In my role as Head of Strategy, I am less concerned with quarterly volatility than I am with structural trajectory. The question that occupies my thinking is not whether agencies will survive the AI wave — they will — but rather where sustainable competitive advantage will reside once the market stabilises around new norms.
What is becoming increasingly clear is that the execution-led agency model is entering a period of structural compression. This is driven by a fundamental shift in the economics of production: AI has not eliminated agency value; it has re-priced it.
Where Value Is Migrating
As the marginal cost of production falls, the scarcity that once justified premium pricing erodes. When execution becomes abundant, it ceases to function as a durable moat. The economic value is migrating upward, consolidating around the design of systems rather than the production of outputs.
Clients are no longer constrained by a lack of tools; they are constrained by a lack of integration and clarity. In an environment of proliferating martech stacks and AI governance concerns, what they require is not more activity, but architecture.
Architecture in this context refers to the intentional design of revenue systems: aligning marketing strategy with financial forecasting and integrating AI into workflows in a commercially coherent way. These are coordination challenges that remain decisively human.
The Strategic Risk of Inertia
Many agencies understand the direction of travel, yet remain economically tethered to legacy service structures. Retainers are built around deliverables; teams are organised around production throughput.
The real danger is not abrupt disruption. It is the incremental dilution of strategic relevance. As in-house teams arm themselves with sophisticated AI, tactical functions are absorbed at a lower cost. If you are viewed as a substitutable line item by procurement, your margins will erode gradually, then compound over time.
The Opportunity for the Evolved Agency
There is a widening gap at the level of system design. Agencies that can provide structured frameworks for integrating AI and building measurable experimentation ecosystems will command a different class of relationship.
The Shift from Deliverables to Outcomes:
- Increased Switching Costs: Value becomes embedded in processes, not just files.
- Longer Contract Horizons: Transformation is a journey, not an episode.
- Enhanced Pricing Power: Moving the conversation from hourly rates to business outcomes.
This requires a business model evolution, not a cosmetic pivot toward “AI services.” It demands proprietary methodologies and vertical specialisation in complex sectors.
The Role of Strategic Leadership
Our responsibility is to assess structural risk honestly.
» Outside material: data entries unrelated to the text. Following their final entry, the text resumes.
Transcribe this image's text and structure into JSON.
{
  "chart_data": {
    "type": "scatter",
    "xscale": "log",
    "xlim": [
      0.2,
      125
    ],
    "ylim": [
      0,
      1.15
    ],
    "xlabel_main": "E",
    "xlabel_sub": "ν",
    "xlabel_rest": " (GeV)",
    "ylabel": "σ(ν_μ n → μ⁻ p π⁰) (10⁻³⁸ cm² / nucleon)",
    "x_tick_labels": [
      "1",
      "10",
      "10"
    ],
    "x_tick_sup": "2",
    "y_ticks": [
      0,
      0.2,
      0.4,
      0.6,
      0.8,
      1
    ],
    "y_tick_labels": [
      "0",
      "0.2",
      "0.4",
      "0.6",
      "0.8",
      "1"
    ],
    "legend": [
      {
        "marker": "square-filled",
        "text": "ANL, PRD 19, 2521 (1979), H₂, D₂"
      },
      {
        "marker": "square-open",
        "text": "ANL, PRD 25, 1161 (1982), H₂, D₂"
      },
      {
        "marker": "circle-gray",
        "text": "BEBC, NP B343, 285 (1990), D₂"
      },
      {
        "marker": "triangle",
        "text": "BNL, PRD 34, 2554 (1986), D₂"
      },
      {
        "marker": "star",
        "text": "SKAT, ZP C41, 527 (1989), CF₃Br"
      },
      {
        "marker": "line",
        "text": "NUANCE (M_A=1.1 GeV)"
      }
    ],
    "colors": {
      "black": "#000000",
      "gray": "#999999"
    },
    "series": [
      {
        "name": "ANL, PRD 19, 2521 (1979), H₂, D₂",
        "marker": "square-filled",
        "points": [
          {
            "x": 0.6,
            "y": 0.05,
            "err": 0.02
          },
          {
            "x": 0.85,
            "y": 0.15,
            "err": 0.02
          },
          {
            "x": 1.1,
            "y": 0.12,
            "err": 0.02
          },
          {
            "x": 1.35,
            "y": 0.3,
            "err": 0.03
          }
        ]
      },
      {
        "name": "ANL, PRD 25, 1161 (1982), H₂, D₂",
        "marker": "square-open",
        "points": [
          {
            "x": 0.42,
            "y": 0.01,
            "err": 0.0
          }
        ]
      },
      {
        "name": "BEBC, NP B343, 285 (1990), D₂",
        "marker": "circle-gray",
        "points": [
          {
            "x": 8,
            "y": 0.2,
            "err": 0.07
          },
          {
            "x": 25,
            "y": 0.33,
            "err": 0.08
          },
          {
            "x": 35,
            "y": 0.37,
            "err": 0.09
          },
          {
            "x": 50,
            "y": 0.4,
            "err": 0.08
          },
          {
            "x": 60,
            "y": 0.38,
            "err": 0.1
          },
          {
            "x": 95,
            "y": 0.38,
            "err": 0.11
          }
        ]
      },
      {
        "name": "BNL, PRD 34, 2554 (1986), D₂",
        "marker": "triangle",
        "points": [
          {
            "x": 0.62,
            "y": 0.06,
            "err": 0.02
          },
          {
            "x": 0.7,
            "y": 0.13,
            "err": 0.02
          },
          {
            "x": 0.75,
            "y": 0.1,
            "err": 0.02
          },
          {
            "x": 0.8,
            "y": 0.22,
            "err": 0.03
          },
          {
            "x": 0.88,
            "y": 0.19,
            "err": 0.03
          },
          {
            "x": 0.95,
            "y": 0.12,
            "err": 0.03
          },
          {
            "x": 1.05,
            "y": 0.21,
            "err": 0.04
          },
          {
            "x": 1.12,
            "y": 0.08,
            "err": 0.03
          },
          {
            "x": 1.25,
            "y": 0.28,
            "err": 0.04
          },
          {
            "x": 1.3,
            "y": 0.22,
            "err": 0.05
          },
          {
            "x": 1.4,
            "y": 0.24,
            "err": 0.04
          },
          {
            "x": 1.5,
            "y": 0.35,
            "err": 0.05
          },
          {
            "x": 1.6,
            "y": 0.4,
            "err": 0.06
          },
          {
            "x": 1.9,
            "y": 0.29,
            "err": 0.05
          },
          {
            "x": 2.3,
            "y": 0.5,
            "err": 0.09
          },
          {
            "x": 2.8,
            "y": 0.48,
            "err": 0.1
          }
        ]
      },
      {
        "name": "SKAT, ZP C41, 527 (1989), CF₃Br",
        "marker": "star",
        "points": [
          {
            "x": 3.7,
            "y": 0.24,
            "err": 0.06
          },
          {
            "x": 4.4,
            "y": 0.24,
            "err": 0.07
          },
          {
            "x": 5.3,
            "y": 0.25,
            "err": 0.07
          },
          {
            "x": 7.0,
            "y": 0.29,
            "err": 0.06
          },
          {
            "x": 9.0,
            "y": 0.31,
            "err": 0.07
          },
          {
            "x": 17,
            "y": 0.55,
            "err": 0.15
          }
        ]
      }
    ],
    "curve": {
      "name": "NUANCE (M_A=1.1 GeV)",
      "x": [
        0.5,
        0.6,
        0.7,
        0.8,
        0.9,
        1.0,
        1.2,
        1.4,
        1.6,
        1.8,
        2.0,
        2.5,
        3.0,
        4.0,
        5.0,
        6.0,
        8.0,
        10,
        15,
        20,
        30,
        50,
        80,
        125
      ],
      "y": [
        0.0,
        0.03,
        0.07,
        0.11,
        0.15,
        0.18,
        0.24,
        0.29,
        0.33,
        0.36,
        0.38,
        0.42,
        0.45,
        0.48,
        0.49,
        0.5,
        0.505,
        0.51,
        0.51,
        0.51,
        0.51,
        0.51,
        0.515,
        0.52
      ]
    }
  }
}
That assessment begins with uncomfortable questions:
“If we were building this agency from first principles in an AI-native world, what would we design differently?”
The answer to that question shapes the next five years more than any individual campaign.
How I Work With Agency Leadership Teams
In working with agency leadership, my focus is on structural clarity. This involves:
- Service Audits: Rigorous assessment of service lines against automation exposure.
- Transition Strategy: Designing phased moves that protect existing revenue while elevating positioning.
- Measurement Architecture: Aligning talent, pricing, and commercial models with outcome-based value.
The objective is not reinvention for its own sake. It is deliberate, evidence-based evolution.
The Outlook
The agency sector will not contract uniformly; it will stratify. Execution-led firms will compete on efficiency and cost, while Growth Architecture partners will operate in a different tier of influence.
The agencies that move early will shape the norms of this next phase. Those that hesitate will adapt within structures defined by others. The strategic choice is whether change is undertaken deliberately or imposed by market forces.